Avec le froid et la neige, la Normandie ne m'a pas laissé un grand souvenir, d’autant que je contractai une scarlatine qui m’évita d’aller avec mon régiment à Paris le 6 février 1934 pour charger les manifestants des « Croix de Feu » du Colonel de la Roque. Heureusement que j’ai pu faire la connaissance d’un Paris plus calme au cours d’une permission. Un cousin germain, garde républicain, habitait rue Ordener. J’arrivais à Paris en train à la Gare Montparnasse, dans la nuit et il fallait rejoindre la rue Ordener en métro, que je prenais pour la première fois. Ainsi, il était près de minuit, alors que j’arpentais encore cette longue rue pour trouver enfin l’immeuble du cousin. Au fond de moi-même j’étais heureux et fier d’avoir découvert tout seul Paris et son métro souterrain. Paris la nuit était plus calme qu'aujourd'hui.
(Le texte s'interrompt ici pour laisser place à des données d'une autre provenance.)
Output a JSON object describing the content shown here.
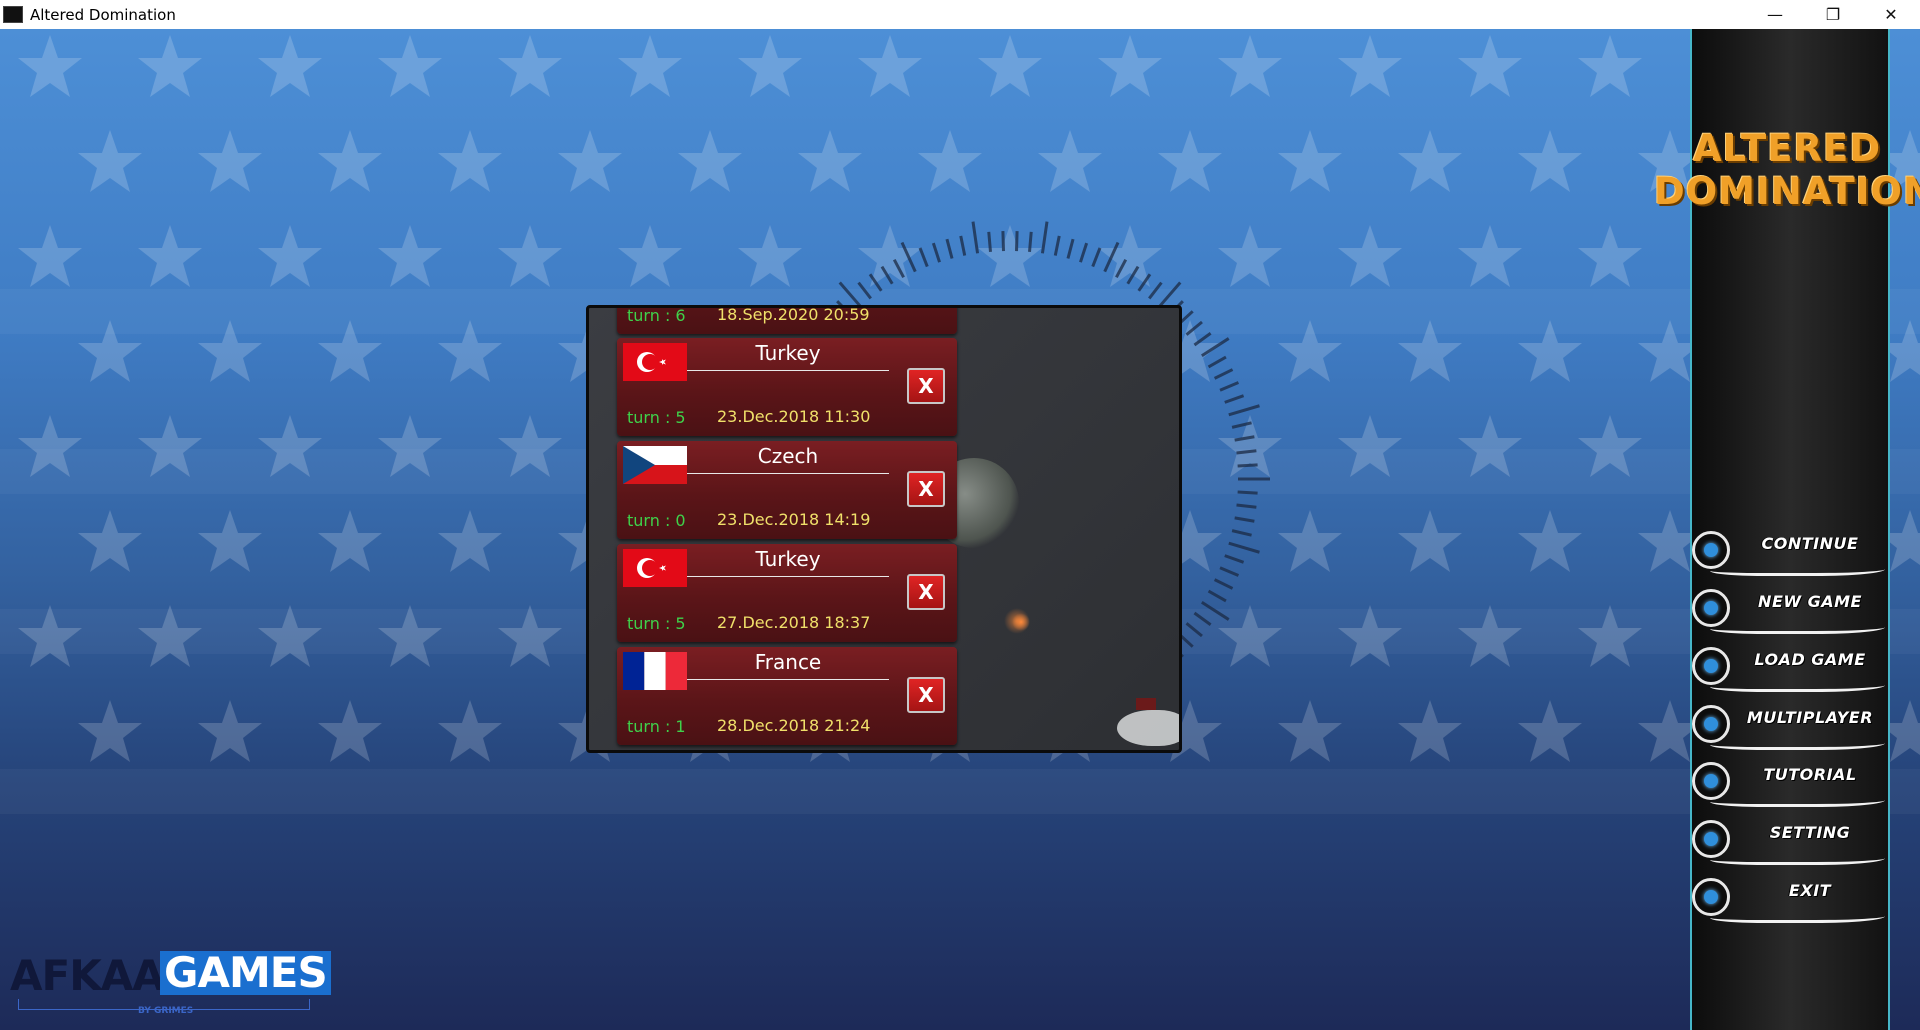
{
  "window": {
    "title": "Altered Domination",
    "minimize": "—",
    "restore": "❐",
    "close": "✕"
  },
  "game_logo": {
    "line1": "ALTERED",
    "line2": "DOMINATION"
  },
  "saves": [
    {
      "country": "",
      "turn": "turn : 6",
      "date": "18.Sep.2020 20:59",
      "flag": "usa"
    },
    {
      "country": "Turkey",
      "turn": "turn : 5",
      "date": "23.Dec.2018 11:30",
      "flag": "turkey",
      "delete": "X"
    },
    {
      "country": "Czech",
      "turn": "turn : 0",
      "date": "23.Dec.2018 14:19",
      "flag": "czech",
      "delete": "X"
    },
    {
      "country": "Turkey",
      "turn": "turn : 5",
      "date": "27.Dec.2018 18:37",
      "flag": "turkey",
      "delete": "X"
    },
    {
      "country": "France",
      "turn": "turn : 1",
      "date": "28.Dec.2018 21:24",
      "flag": "france",
      "delete": "X"
    }
  ],
  "menu": [
    {
      "label": "CONTINUE"
    },
    {
      "label": "NEW GAME"
    },
    {
      "label": "LOAD GAME"
    },
    {
      "label": "MULTIPLAYER"
    },
    {
      "label": "TUTORIAL"
    },
    {
      "label": "SETTING"
    },
    {
      "label": "EXIT"
    }
  ],
  "publisher": {
    "part1": "AFKAAR",
    "part2": "GAMES",
    "by": "BY GRIMES"
  },
  "colors": {
    "turn_text": "#3fd14a",
    "date_text": "#f0e06a",
    "logo_orange": "#f0a028",
    "sidebar_border": "#46b6c8"
  }
}
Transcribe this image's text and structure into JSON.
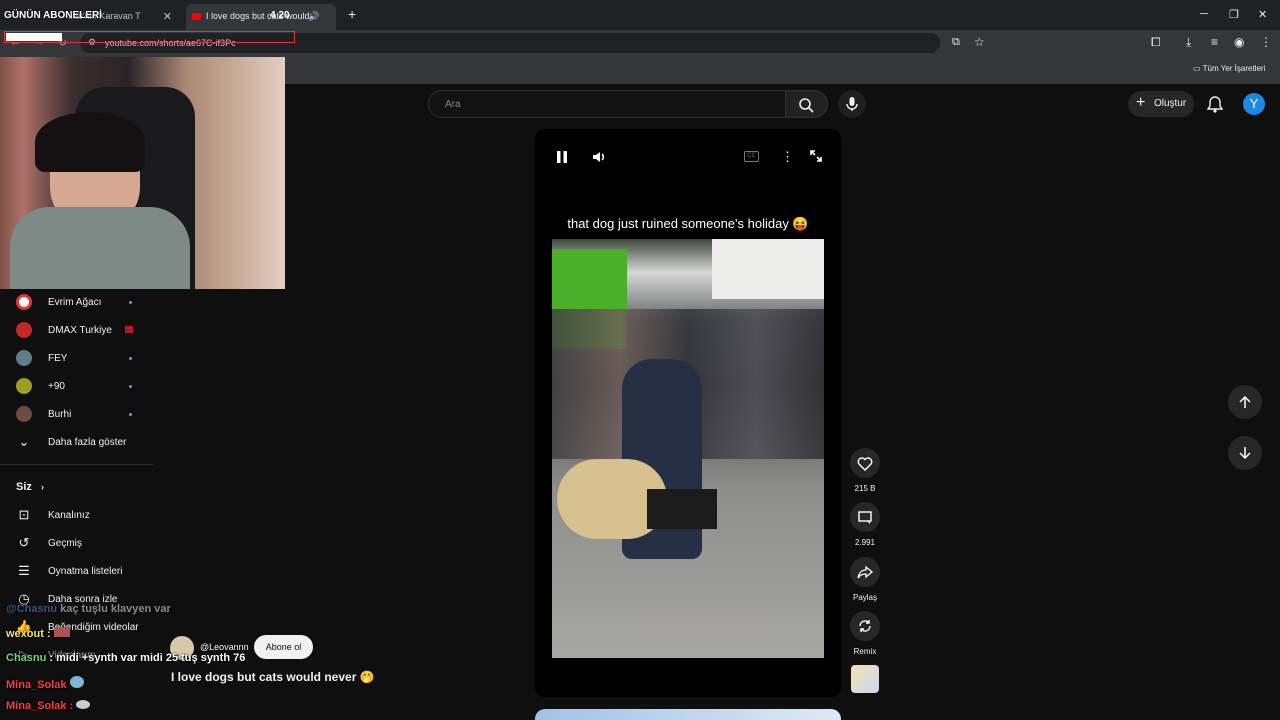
{
  "browser": {
    "tabs": [
      {
        "label": "...te'nin Karavan T"
      },
      {
        "label": "I love dogs but cats would"
      }
    ],
    "url": "youtube.com/shorts/ae67C-if3Pc",
    "bookmarks_label": "Tüm Yer İşaretleri"
  },
  "stream_overlay": {
    "subscribers_title": "GÜNÜN ABONELERİ",
    "counter": "4 20"
  },
  "header": {
    "search_placeholder": "Ara",
    "create_label": "Oluştur",
    "avatar_letter": "Y"
  },
  "sidebar": {
    "subscriptions": [
      {
        "label": "Evrim Ağacı",
        "color": "#e53935"
      },
      {
        "label": "DMAX Turkiye",
        "color": "#c62828"
      },
      {
        "label": "FEY",
        "color": "#607d8b"
      },
      {
        "label": "+90",
        "color": "#9e9d24"
      },
      {
        "label": "Burhi",
        "color": "#6d4c41"
      }
    ],
    "show_more": "Daha fazla göster",
    "you_heading": "Siz",
    "you_items": [
      {
        "label": "Kanalınız",
        "icon": "user-square-icon"
      },
      {
        "label": "Geçmiş",
        "icon": "history-icon"
      },
      {
        "label": "Oynatma listeleri",
        "icon": "playlist-icon"
      },
      {
        "label": "Daha sonra izle",
        "icon": "clock-icon"
      },
      {
        "label": "Beğendiğim videolar",
        "icon": "thumbs-up-icon"
      },
      {
        "label": "Videolarım",
        "icon": "video-icon"
      }
    ]
  },
  "short": {
    "caption": "that dog just ruined someone's holiday 😝",
    "channel": "@Leovannn",
    "subscribe": "Abone ol",
    "title": "I love dogs but cats would never 🤭",
    "likes": "215 B",
    "comments": "2.991",
    "share": "Paylaş",
    "remix": "Remix"
  },
  "chat": [
    {
      "user": "wexout :",
      "text": "",
      "color": "#f5e663"
    },
    {
      "user": "Chasnu",
      "text": ": midi +synth var midi 25 tuş synth 76",
      "color": "#7bd36f"
    },
    {
      "user": "Mina_Solak",
      "text": "",
      "color": "#ff3b3b"
    },
    {
      "user": "Mina_Solak :",
      "text": "",
      "color": "#ff3b3b"
    },
    {
      "user": "@Chasnu",
      "text": "kaç tuşlu klavyen var",
      "color": "#5a7fd1"
    }
  ]
}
A cette époque les seules rencontres qu'on pouvait faire c'étaient les agents de police à vélo avec leurs grandes pèlerines noires qui les faisaient ressembler à des hirondelles. Après une longue année de service passée en Normandie, j'allais retrouver les miens et mon village. C'est sans regrets que je quittais l'uniforme militaire, bien peu élégant à cette époque. Un long voyage en train vers Marseille, qui nous accueillait avec son mistral, et nous voilà embarqués sur le bateau pour Alger. En longeant les côtes des Baléares, je ne pense pas avoir eu une pensée pour mon grand père né sur ces îles. Enfin, Alger la Blanche nous accueille sous un soleil éclatant. Je me sens chez moi, surtout qu'à l'horizon se dessine, à l'est la pointe du Cap-Matifou.

Avec la joie de retrouver ma famille, mes copains et mon Cap, je découvre que beaucoup de choses avaient changé en un an. Il y avait un nouveau maire et une nouvelle mairie. Dans ce bâtiment moderne, je reprenais mes fonctions de secrétaire auprès de Monsieur Karr le secrétaire général.
Monsieur Rosfelder, le nouveau maire, avait fait sortir le Cap de sa léthargie. La commune allait connaître un bouleversement total avec la création d'un nouveau lotissement qui deviendra la station balnéaire d'Alger Plage. Entre l'oued Hamiz et les ruines de Rusgunium sur ce qui n'était que des dunes de sable, on traça des routes, on édifia de luxueuses villas, des plages furent aménagées, bref une ville nouvelle fut créée.
La population de la commune quintupla surtout l'été. De ce jour, le calme et la tranquillité de mon village cessèrent. On était rentrés dans une ère nouvelle, le petit village mahonnais était devenu une petite station balnéaire à la mode avec de nombreuses résidences secondaires appartenant à des commerçants ou des notables algérois.